In juni 1801, Wattier was toen 39 jaar, trouwde zij met de stadsarchitect Bartholomeus Ziesenis, weduwnaar van Cornelia Hart (gest. 1800). Ziesenis bracht uit zijn eerste huwelijk een dochtertje mee, Johanna Petronella (1798-1861). Het enige kind van Ziesenis en Wattier, Johannes Anthonius Wilhelm, geboren 4 maart 1802, werd nog geen drie maanden oud.
Acteerprestaties
Wattier kwam aan het toneel in een tijd dat daar ingrijpende veranderingen plaatsvonden, waarvan haar leermeester Marten Corver een van de inspirators was. ‘Natuurlijkheid’ was het sleutelwoord: kleding, decors, dictie en beweging – alles moest natuurlijker.

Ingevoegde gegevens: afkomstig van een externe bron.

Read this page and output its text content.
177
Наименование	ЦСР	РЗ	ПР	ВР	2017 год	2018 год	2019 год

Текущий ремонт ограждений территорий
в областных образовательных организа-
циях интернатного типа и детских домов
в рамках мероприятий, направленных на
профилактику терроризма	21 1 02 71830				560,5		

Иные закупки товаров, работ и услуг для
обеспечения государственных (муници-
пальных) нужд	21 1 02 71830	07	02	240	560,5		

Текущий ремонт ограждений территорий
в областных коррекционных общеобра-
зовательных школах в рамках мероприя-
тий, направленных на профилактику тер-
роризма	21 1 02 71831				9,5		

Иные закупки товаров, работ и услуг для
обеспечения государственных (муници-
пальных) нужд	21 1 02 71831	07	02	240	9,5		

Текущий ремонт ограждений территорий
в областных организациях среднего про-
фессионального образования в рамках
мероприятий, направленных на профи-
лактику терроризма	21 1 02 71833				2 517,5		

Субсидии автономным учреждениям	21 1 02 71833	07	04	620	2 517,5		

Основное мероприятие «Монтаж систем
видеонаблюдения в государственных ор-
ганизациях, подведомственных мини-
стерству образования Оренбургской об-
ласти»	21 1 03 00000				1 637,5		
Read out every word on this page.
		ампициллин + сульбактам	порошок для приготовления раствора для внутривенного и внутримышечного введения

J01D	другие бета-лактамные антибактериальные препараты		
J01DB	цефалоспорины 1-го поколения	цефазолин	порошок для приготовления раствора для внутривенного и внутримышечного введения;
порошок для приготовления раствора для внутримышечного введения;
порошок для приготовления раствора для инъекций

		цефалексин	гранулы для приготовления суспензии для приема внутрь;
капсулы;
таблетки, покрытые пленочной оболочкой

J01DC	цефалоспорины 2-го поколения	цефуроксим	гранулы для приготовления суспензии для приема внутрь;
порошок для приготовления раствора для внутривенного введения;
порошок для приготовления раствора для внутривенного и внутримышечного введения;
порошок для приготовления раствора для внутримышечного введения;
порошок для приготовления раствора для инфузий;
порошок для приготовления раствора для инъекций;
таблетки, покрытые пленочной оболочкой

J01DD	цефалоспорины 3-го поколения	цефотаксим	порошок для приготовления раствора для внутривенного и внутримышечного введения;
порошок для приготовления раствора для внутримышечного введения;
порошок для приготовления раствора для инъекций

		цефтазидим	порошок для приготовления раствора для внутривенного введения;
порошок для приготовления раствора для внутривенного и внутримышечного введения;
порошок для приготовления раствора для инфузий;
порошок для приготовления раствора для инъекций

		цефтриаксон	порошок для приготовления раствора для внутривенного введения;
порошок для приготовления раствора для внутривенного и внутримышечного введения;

De achttiende-eeuwse kostumering moest plaats maken voor een historisch verantwoorde aankleding, verheven declamatie voor een realistischer spreekstijl. Het was op deze golf van vernieuwing dat Wattier furore maakte en ten slotte ook in het buitenland, vooral Frankrijk, bekendheid kreeg. Haar kwaliteiten als actrice lijken eerder een kwestie van talent geweest te zijn dan van scholing. Van haar vader heeft zij waarschijnlijk dansen geleerd en Corver heeft haar in het acteren onderwezen. Zoals Matthijs Siegenbeek (1774-1854), de eerste hoogleraar Nederlandse taal en een bewonderaar van Wattier, kort na haar dood in een levensschets schreef: ‘buiten toneelspelen [: toneelstukken] had zij geen uitgebreide lectuur; en het was meer een ingeschapen gevoel voor het schone der poëzie en hetgeen ter uitdrukking van een karakter of enige aandoening vereist wordt, waardoor zij in hare kunstoefening geleid en bestuurd werd, dan ene eigenlijk gezegde theoretische kennis’ (Hoff, 34).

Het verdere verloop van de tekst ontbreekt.